Author: Kwame Alexander
Release Date: August 1st, 2017
Solo, a YA novel in poetic verse, tells the story of seventeen-year-old Blade Morrison, whose life is bombarded with scathing tabloids and a father struggling with just about every addiction under the sun—including a desperate desire to make a comeback. Haunted by memories of his mother and his family’s ruin, Blade’s only hope is in the forbidden love of his girlfriend. But when he discovers a deeply protected family secret, Blade sets out on a journey across the globe that will change everything he thought to be true.
The first thing that has to be pointed out is how Kwame Alexander told this story – through poetry, through lyrics, through reflection on the words of other great rock ‘n’ roll songs. It’s wonderfully unique and makes for a fantastic read – not to mention, it fits the story and adds to it in the most fantastic way.
Blade works through his emotions with music and so it makes sense that a story of his journey, from his point of view, would use poetry to tell the events. Alexander’s work is beautifully written and is so easy to sink in to, to get lost in.
Blade, as a character, is definitely interesting to read about, made like that because of the writing style of the prose, but also because he’s going through something that everyone can relate to – an identity crisis – despite his individual circumstances. He’s the son of a rockstar, Rutherford, who fell off the wagon after the sudden death of his wife, and now is plastered, drunk and drug addled, across worldwide news stations.

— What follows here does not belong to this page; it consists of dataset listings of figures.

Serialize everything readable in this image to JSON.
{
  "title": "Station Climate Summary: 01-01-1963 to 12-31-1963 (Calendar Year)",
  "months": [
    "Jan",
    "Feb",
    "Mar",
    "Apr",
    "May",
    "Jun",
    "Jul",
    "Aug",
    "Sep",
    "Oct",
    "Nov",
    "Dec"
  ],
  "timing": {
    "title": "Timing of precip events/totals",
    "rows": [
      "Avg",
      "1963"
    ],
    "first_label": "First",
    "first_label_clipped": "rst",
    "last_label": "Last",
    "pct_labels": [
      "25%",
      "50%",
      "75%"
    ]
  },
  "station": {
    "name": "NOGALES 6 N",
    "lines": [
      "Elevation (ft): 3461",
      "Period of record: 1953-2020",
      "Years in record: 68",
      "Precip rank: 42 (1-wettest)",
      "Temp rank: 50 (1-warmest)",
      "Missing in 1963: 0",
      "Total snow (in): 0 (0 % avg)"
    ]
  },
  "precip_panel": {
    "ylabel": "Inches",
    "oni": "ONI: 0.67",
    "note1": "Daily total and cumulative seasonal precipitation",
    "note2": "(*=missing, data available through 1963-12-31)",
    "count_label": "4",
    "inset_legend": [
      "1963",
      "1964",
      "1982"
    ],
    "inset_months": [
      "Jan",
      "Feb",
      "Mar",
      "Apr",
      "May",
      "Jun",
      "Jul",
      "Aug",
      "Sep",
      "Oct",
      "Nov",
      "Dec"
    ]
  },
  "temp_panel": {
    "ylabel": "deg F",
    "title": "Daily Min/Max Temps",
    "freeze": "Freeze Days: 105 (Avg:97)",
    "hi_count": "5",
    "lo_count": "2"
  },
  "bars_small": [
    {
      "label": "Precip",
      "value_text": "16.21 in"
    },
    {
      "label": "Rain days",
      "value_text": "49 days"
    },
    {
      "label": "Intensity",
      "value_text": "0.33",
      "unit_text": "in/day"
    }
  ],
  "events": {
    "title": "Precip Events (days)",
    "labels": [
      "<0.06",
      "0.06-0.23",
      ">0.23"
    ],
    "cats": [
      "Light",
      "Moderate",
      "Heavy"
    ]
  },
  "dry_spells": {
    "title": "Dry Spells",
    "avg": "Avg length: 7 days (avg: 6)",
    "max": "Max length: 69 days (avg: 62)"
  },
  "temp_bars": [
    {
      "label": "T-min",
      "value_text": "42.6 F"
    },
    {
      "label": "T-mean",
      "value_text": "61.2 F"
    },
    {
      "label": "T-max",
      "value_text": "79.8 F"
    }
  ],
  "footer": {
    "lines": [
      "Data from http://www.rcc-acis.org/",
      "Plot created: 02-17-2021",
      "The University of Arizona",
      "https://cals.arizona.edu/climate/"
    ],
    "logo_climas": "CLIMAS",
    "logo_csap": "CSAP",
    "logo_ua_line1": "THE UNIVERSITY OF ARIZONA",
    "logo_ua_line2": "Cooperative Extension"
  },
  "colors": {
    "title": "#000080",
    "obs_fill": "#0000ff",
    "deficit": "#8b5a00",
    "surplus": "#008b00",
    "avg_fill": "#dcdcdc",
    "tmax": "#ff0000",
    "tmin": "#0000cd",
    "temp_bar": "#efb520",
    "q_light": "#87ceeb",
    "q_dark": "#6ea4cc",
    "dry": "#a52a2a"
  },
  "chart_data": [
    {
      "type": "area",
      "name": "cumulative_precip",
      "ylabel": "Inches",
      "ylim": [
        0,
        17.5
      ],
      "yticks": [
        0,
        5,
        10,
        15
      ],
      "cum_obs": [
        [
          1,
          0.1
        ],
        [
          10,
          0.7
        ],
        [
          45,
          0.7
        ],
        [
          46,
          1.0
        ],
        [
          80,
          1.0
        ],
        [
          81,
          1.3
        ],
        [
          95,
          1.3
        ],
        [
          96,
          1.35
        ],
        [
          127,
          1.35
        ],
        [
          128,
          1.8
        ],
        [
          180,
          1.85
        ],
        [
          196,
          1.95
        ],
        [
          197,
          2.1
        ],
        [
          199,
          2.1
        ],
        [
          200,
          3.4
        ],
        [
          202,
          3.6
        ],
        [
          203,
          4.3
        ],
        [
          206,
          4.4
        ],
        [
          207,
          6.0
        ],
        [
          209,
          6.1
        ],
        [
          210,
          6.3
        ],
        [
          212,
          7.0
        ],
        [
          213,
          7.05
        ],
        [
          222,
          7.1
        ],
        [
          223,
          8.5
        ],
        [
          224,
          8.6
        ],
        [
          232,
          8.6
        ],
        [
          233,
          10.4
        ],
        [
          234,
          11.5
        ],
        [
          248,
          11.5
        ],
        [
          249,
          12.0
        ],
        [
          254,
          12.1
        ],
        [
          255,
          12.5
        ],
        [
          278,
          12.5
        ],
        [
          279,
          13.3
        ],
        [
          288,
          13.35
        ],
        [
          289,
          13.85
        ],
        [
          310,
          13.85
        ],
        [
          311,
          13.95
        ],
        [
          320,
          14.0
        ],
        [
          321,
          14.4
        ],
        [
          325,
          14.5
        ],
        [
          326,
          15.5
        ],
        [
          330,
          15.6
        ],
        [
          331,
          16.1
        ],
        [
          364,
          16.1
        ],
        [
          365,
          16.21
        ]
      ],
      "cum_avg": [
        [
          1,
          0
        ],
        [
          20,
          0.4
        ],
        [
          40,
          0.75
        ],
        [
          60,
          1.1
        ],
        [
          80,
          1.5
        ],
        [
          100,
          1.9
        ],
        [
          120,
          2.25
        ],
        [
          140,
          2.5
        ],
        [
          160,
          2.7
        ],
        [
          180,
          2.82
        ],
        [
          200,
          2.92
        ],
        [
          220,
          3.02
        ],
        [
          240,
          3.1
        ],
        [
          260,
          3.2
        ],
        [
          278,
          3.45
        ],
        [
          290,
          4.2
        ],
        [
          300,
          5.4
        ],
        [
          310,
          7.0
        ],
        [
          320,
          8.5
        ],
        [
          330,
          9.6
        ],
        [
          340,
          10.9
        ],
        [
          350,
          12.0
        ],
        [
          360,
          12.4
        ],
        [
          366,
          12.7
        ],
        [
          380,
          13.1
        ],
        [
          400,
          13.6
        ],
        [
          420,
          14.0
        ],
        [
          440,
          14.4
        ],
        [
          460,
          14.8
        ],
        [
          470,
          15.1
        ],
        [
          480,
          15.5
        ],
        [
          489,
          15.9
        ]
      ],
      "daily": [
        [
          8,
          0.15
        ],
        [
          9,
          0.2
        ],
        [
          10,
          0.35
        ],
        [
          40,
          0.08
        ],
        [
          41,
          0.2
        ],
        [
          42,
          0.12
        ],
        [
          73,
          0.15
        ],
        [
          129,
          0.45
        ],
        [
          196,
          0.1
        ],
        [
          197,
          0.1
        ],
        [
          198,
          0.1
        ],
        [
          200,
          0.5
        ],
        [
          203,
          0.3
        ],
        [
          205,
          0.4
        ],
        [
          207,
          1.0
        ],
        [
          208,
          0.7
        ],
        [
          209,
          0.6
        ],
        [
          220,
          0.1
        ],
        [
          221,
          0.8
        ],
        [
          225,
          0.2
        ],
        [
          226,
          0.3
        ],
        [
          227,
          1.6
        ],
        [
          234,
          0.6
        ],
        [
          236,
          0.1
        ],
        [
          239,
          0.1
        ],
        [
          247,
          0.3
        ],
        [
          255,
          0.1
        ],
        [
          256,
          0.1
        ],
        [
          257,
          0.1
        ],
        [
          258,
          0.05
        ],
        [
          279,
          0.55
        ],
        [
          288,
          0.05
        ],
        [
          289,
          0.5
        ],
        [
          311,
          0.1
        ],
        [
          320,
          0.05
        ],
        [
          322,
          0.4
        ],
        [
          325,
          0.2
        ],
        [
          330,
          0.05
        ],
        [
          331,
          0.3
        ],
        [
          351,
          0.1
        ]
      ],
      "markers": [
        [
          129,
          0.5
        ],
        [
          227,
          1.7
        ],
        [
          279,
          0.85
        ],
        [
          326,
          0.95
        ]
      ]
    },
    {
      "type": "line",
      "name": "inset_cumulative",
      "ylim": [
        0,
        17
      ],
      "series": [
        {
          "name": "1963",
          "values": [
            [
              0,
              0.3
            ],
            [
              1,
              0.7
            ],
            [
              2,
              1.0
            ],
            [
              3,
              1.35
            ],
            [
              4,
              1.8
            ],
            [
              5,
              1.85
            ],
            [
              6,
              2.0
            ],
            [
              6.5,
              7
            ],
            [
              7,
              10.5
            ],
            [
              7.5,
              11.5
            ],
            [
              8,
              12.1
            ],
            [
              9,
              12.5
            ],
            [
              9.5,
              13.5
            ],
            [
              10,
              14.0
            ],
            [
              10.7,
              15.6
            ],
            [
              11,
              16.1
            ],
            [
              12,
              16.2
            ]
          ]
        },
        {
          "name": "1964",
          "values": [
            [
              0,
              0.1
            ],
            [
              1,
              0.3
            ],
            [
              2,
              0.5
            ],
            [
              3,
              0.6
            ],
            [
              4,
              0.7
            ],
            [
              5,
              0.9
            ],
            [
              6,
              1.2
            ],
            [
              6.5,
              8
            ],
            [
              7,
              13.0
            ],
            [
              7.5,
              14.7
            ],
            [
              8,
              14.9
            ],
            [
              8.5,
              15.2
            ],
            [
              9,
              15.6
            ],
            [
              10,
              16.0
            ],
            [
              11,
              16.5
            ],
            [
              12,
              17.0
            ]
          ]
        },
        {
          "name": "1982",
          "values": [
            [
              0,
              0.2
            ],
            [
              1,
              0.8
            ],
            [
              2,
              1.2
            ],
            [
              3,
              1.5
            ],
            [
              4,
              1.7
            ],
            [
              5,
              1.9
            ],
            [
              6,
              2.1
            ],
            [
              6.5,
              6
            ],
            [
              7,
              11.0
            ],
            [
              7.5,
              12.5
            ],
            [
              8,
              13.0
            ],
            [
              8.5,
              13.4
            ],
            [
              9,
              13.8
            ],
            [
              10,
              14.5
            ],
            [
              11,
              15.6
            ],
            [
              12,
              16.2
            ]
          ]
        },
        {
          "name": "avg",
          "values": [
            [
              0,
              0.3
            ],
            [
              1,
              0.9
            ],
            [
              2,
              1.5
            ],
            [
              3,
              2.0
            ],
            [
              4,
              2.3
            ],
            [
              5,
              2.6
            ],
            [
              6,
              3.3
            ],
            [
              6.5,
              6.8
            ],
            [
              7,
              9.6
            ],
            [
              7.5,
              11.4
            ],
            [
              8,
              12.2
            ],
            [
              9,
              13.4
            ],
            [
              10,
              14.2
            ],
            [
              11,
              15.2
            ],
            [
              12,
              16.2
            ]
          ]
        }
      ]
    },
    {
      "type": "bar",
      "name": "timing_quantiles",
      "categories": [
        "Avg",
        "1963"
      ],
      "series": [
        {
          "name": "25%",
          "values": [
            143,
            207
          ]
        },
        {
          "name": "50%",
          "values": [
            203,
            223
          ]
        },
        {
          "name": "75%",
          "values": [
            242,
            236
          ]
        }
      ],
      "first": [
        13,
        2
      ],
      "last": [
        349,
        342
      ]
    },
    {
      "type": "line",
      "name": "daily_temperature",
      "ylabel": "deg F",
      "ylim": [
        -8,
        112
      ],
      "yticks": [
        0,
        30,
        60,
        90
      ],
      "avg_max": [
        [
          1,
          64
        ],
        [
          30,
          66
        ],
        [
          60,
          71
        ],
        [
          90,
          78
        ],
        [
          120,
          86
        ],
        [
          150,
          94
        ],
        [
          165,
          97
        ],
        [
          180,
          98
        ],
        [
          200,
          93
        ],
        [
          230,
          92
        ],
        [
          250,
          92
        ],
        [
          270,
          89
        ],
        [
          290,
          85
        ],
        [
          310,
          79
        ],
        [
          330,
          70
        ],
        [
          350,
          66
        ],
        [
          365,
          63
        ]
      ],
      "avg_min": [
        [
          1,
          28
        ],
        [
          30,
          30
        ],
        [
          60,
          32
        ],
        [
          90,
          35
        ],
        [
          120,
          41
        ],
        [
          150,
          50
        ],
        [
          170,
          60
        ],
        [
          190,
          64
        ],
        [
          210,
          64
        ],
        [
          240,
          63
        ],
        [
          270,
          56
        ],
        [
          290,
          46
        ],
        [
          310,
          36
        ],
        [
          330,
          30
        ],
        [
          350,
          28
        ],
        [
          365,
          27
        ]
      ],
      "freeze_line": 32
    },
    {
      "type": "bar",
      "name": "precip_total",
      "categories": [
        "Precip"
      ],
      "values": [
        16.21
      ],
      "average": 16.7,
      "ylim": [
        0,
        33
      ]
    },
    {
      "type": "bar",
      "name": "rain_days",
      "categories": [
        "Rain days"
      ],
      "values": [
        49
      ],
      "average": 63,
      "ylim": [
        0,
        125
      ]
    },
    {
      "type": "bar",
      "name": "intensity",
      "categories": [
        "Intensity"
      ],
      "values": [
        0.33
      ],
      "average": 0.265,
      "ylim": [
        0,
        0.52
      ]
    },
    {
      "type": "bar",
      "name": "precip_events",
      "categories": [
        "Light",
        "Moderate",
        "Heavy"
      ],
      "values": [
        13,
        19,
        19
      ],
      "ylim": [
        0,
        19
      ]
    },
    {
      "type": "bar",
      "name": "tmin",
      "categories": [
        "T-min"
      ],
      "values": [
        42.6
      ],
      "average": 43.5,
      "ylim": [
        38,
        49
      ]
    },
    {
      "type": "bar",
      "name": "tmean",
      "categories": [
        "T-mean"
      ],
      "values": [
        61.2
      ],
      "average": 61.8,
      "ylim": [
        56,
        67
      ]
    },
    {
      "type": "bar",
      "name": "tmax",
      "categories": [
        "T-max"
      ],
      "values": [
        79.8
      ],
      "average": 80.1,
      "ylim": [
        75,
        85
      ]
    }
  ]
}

The death of his mother and the grief of his father is definitely something that continuously affects his life – I enjoyed reading about how he tries to overcome, how he snaps and breaks and how he doesn’t give his dad the leeway to break again. He’s only 17 years old and he shouldn’t need to have this strength but it’s heartbreaking that he does.
The story is split into two parts – Hollywood and Ghana. Both are important in telling Blade’s story – Hollywood is where he is broken and lost, and Ghana is where he finds himself and builds bridges with his family once more. It’s interesting to see both the differences between the two worlds and how Blade interacts with them.
The only issue I would say I found the book is the way that child neglect and endangerment is kind of skimmed past. It would have been nice to have Blade and Rutherford especially speak about those issues directly rather than just have it as part of a memory. Alexander made such an effort to show how the family was broken and how they came back together that it seems amiss to not include that as part of the reconciliation.
Solo is a beautiful book about finding who you are, accepting your past to move into your future and music. I’d never read a Kwame Alexande3r book before Solo, and this is a book that definitely makes me want to go back and read the entirety of his works.